As provincial funding continues to plummet, demand is as strong as ever for a centerpiece of rural BC communities.
Over the past several years libraries have become centers for communities to gather and come together rather than just a place to read books, yet provincial funding continues to drop.
In 1986, the province supplied 21 percent of total revenue to public libraries, as of 2017, that number sits at 5 percent.
In Terrace, these cuts come despite a 31 percent increase in visitorship since 2013 alone, and more than 200 programs offered to local residents.
According to the Terrace Library’s head librarian David Tremblay, the province now represents the smallest financial backer to the library.

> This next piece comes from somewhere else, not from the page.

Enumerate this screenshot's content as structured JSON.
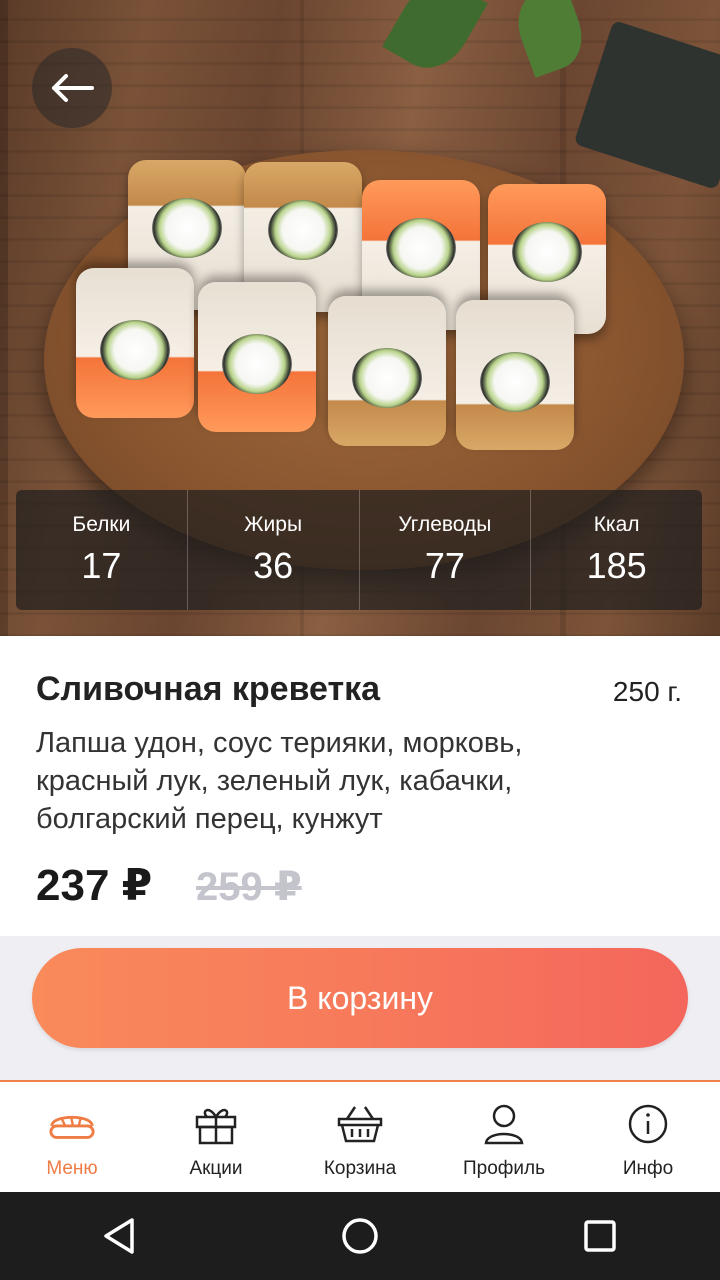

“It’s actually the smallest part of our funding, and it’s broken up in to a few different parts and labeled in different ways, so we have to meet their specific strategic plans with that (provincial) money.”
Funding to the Terrace Library specifically comes in the way of a $70,000 grant.

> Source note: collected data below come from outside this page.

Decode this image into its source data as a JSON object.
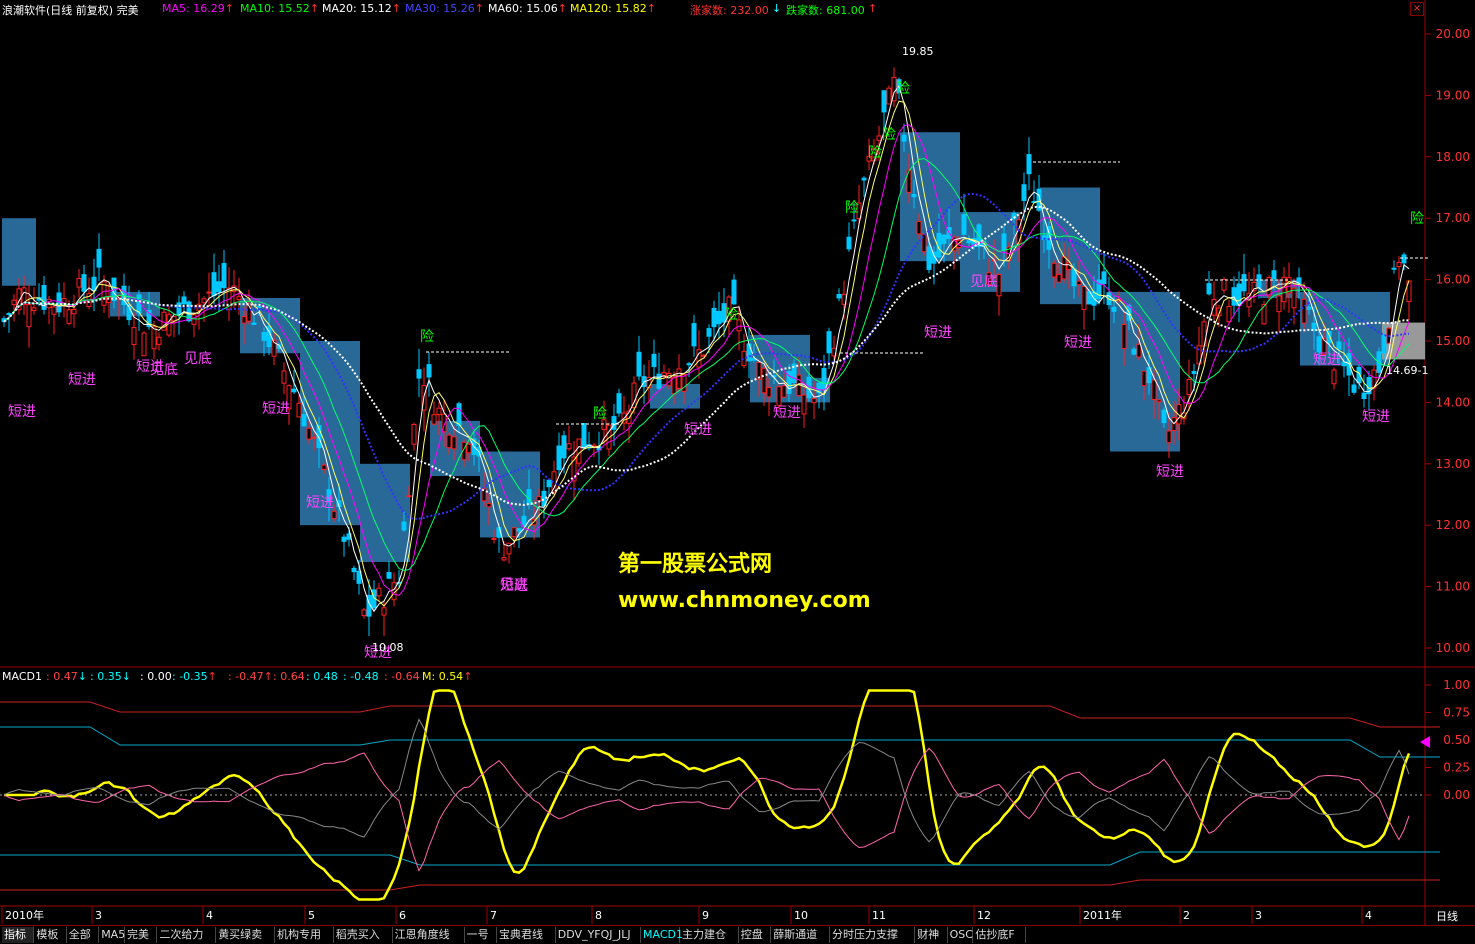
{
  "header": {
    "title": "浪潮软件(日线 前复权) 完美",
    "ma_items": [
      {
        "label": "MA5: 16.29",
        "arrow": "↑",
        "color": "#ff00ff"
      },
      {
        "label": "MA10: 15.52",
        "arrow": "↑",
        "color": "#00ff00"
      },
      {
        "label": "MA20: 15.12",
        "arrow": "↑",
        "color": "#ffffff"
      },
      {
        "label": "MA30: 15.26",
        "arrow": "↑",
        "color": "#4444ff"
      },
      {
        "label": "MA60: 15.06",
        "arrow": "↑",
        "color": "#ffffff"
      },
      {
        "label": "MA120: 15.82",
        "arrow": "↑",
        "color": "#ffff00"
      }
    ],
    "up_count": "涨家数: 232.00",
    "down_count": "跌家数: 681.00",
    "close": "×"
  },
  "price_axis": [
    "20.00",
    "19.00",
    "18.00",
    "17.00",
    "16.00",
    "15.00",
    "14.00",
    "13.00",
    "12.00",
    "11.00",
    "10.00"
  ],
  "annotations": {
    "high": "19.85",
    "low": "10.08",
    "last": "14.69-1"
  },
  "signal_labels": {
    "short_entry": "短进",
    "bottom": "见底",
    "risk": "险"
  },
  "macd_header": {
    "name": "MACD1",
    "values": [
      {
        "text": ": 0.47",
        "arrow": "↓",
        "color": "#ff4444"
      },
      {
        "text": ": 0.35",
        "arrow": "↓",
        "color": "#00ffff"
      },
      {
        "text": ": 0.00",
        "arrow": "",
        "color": "#ffffff"
      },
      {
        "text": ": -0.35",
        "arrow": "↑",
        "color": "#00ffff"
      },
      {
        "text": ": -0.47",
        "arrow": "↑",
        "color": "#ff4444"
      },
      {
        "text": ": 0.64",
        "arrow": "",
        "color": "#ff4444"
      },
      {
        "text": ": 0.48",
        "arrow": "",
        "color": "#00ffff"
      },
      {
        "text": ": -0.48",
        "arrow": "",
        "color": "#00ffff"
      },
      {
        "text": ": -0.64",
        "arrow": "",
        "color": "#ff4444"
      },
      {
        "text": "M: 0.54",
        "arrow": "↑",
        "color": "#ffff00"
      }
    ]
  },
  "macd_axis": [
    "1.00",
    "0.75",
    "0.50",
    "0.25",
    "0.00"
  ],
  "time_axis": [
    "2010年",
    "3",
    "4",
    "5",
    "6",
    "7",
    "8",
    "9",
    "10",
    "11",
    "12",
    "2011年",
    "2",
    "3",
    "4"
  ],
  "period": "日线",
  "watermark": {
    "line1": "第一股票公式网",
    "line2": "www.chnmoney.com"
  },
  "tabs": [
    "指标",
    "模板",
    "全部",
    "MA5",
    "完美",
    "二次给力",
    "黄买绿卖",
    "机构专用",
    "稻壳买入",
    "江恩角度线",
    "一号",
    "宝典君线",
    "DDV_YFQJ_JLJ",
    "MACD1",
    "主力建仓",
    "控盘",
    "薛斯通道",
    "分时压力支撑",
    "财神",
    "OSC",
    "估抄底F"
  ],
  "active_tab": "指标",
  "chart_data": {
    "type": "line",
    "title": "浪潮软件(日线 前复权) 完美",
    "ylim": [
      10.0,
      20.0
    ],
    "x": [
      "2010年",
      "3",
      "4",
      "5",
      "6",
      "7",
      "8",
      "9",
      "10",
      "11",
      "12",
      "2011年",
      "2",
      "3",
      "4"
    ],
    "series": [
      {
        "name": "close",
        "values": [
          15.0,
          15.7,
          15.1,
          13.3,
          11.2,
          12.6,
          13.4,
          14.8,
          14.5,
          18.6,
          17.3,
          15.2,
          15.8,
          14.4,
          16.3
        ]
      },
      {
        "name": "MA30",
        "values": [
          14.0,
          14.4,
          14.8,
          14.6,
          13.6,
          13.7,
          13.9,
          13.6,
          13.7,
          14.8,
          15.3,
          15.1,
          15.4,
          15.3,
          15.3
        ]
      },
      {
        "name": "MA60",
        "values": [
          15.2,
          15.3,
          15.4,
          14.8,
          13.8,
          12.9,
          12.6,
          12.8,
          13.6,
          15.0,
          16.4,
          16.2,
          15.8,
          15.4,
          15.1
        ]
      }
    ],
    "macd": {
      "ylim": [
        -1.0,
        1.0
      ],
      "series": [
        {
          "name": "M",
          "values": [
            0.1,
            0.3,
            0.0,
            -0.5,
            0.75,
            -0.3,
            0.3,
            0.35,
            -0.2,
            0.95,
            -0.2,
            0.25,
            0.5,
            -0.35,
            0.54
          ]
        }
      ]
    }
  }
}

Tremblay also described how supportive funding to libraries in general was also cut by the province.
This means that funding to staff at the library’s provincial branch, an arm of the Ministry of Education, has also been cut, further limiting the support available to local operations.
The drop in funding forces cities and regional districts to shoulder the brunt of the load when it comes to offering financial support to the local libraries and though, as Tremblay explains, the City of Terrace has been good to them, they can only cover so much.
Requests by the library for increases in funding for staffing and programming in the past have been denied by the council, saying that they can only fund the necessities.
“The City of Terrace and the Regional District of Kitimat-Stikine have been good to the library in maintaining the funding in order for the library to operate and meet its needs in terms of fluctuating costs such as energy and that kind of stuff,” Tremblay mentions.
The growing financial concerns among rural municipalities, as populations continue to grow, has led to attempts to rally the province for more money in the past.
Most recently, this came in the form of a petition by the Burns Lake Public Library to put together a task force to evaluate the funding needed to put forward the programs that libraries have become known for.
Burns Lake Library Director Susan Schienbein says that despite staff’s best efforts, it is incredibly difficult to keep pace with the shifting expectations for libraries.
These expectations often come in the form of supplying interactive programs to the community, an additional operating expense.
This forces libraries to filter which programs they can and can’t offer, resulting in a slew of family and child oriented courses, but a lack of adult based programs, according to Tremblay.
In 2017, annual grant money supplied to libraries across BC, to which there were 247 (2017 figures), by the Ministry of Education totaled approximately $14 million.